Find X-largest values in a large file
Get the X-largest values in a large file. Each line in the file contains and .
Example:
1426828011 9
1426828028 350
1426828037 25
1426828056 231
1426828058 109
1426828066 111
To find top-X values, we can use a heap.
First, we will maintain a min-heap of size X.
Then, we can put elements into the heap.
If the size of the heap is bigger than X, we can remove the top element of the heap.
So the time complexity and space complexity depends on the size of the heap.
Complexity | Value |
---|---|
Time | O(NlogX) |
Space | O(X) |
If we have a huge file, we can not read all the lines into memory.
We can split the huge file into many smaller files by hash.
Then we can read each file and put the elements into the heap.
Now we have the top x elements of each small file.
Finally, we can merge the top x elements and get the top x elements of the huge file.
By the way, I prepared a tool to generate a huge file.
It will generate a unique identifier by snowflake and a random number into the huge file.
The tool will pick the line whose number >= 99900 and write it into a new file.
This file named gen_top_x.txt
can help us to test more conveniently.
Goroutine can use the cores of the machine.
So we can calculate the number of files by the number of cores.
Assume a core can take 16
times the memory of the original dataset.
And we can use 1GB of memory.
So our formula is:
tmpFileSize := MaxMemorySize / (coreCount * 16)
processNum := fileSize / tmpFileSize
e.g. we have 1 GB of the huge file, and we have 4 cores.
temp file size = 1 GB / (16 * 4) = 0.015625 GB = 16 MB
process num = 1 GB / 16 MB = 64
First, make sure you installed the golang: golang install
Second, you can run the following command to run:
make build
You will get two bin files in the dist
folder.
- generate.bin can generate a huge file to help you test.
- main.bin is a cli tool to get the top x elements.
- run
./dist/main.bin -h
to get help for this command. - run
./dist/main.bin -file=<file path> -x=<top xx>
to get the top x elements of the file. - run
./dist/main.bin -x=<top x>
to get the top x elements of the stdin.
- main.bin will print the top x elements to stdout.

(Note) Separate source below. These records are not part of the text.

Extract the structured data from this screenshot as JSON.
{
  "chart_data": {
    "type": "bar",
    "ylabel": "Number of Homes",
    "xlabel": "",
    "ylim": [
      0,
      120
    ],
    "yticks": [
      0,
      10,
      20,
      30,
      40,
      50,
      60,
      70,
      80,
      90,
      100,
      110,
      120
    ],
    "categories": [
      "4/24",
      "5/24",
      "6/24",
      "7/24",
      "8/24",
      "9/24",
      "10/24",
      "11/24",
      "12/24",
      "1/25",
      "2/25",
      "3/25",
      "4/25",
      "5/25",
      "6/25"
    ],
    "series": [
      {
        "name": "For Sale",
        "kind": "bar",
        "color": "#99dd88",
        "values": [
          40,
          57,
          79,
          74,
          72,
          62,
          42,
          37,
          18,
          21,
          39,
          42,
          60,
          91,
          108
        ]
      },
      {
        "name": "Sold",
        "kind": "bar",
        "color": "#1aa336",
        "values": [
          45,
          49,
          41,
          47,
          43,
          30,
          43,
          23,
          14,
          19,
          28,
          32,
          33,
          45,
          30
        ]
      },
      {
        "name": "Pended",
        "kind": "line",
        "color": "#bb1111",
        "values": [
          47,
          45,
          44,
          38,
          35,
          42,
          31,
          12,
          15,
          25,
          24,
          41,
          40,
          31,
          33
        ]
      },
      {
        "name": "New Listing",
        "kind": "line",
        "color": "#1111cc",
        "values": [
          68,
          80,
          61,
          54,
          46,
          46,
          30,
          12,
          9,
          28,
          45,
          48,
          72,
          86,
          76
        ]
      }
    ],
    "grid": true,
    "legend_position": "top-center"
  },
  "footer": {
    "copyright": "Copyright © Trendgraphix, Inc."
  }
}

To test the program, you can run the following command:
make test
The test will generate a huge file and then get the top x elements of the huge file.
It will take a long time to generate a huge file and split it, just relax ☕️.
When everything is done, you can get the coverage of the program.
The test report is:
PASS
coverage: 66.8% of statements
total (statements) 87.8%
The test program can cover the main process of the program.
Integration test is main_test.go
.
Unit tests are topx/*_test.go
.
GitHub action is a great tool to test the program.
On my personal computer, I got the following performance using 1GB of huge file:
./dist/main.bin -file=tmp/gen_records.txt -x=394
Step | Time |
---|---|
Split 165 Files | 4m1.5s |
Top X | 21.75s |
My computer info:
- OS: macOS 12.2.1 21D62 arm64
- CPU: Apple M1 Pro
- Memory: 32768MiB
Due to limited time, I didn't do much optimization on splitting and test coverage.